May 22, 2018

The Canadian origins of HAL 9000

This year is the 50th anniversary of Stanley Kubrick's 2001: A Space Odyssey, featuring the iconic HAL 9000, a computer (specifically an artificial general intelligence) that Gerry Flahive describes as "perhaps the most memorable non-animal character in the history of cinema" in his article on HAL's speech and origins.

If no geographic features stood out to you in HAL's speech, that was the intention. After considering actor Martin Balsam, who has a mild Bronx accent, Kubrick decided on Canadian actor Douglas Rain. Jack Chambers explains in Flahive's article: "you have to have a computer that sounds like he’s from nowhere, or, rather, from no specific place". Raised diphthongs notwithstanding, Canadian English is a good candidate for this, at least in a North American context.
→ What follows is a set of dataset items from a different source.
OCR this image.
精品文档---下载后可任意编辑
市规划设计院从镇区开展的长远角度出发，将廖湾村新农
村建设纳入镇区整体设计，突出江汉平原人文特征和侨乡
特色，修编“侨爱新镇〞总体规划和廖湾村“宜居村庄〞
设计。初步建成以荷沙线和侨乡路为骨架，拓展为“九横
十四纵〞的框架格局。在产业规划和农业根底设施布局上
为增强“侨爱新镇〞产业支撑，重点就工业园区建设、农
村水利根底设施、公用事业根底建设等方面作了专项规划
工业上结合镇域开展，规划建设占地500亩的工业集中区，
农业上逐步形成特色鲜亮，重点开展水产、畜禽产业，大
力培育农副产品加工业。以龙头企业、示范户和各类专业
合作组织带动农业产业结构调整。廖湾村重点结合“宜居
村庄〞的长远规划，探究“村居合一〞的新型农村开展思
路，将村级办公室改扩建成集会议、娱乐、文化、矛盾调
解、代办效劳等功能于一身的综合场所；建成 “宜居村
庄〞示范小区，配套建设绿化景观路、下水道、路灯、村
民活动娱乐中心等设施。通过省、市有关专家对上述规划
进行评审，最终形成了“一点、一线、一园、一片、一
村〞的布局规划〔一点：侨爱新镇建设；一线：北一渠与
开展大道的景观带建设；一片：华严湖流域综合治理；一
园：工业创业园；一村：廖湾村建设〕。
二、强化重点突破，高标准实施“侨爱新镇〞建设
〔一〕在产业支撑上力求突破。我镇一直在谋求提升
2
Jack:
“Standard Canadian English sounds ‘normal' –the vowels are in the right place, the consonants are in the right place, it covers a large piece of ground. That’s why Canadians are well received in the United States as newscasters, as anchormen and reporters, because the vowels don’t give away the region they come from. It’s entirely wrong to describe Rain’s voice as ‘mid-Atlantic’–the Canadian accent has almost no trace of Britishness.”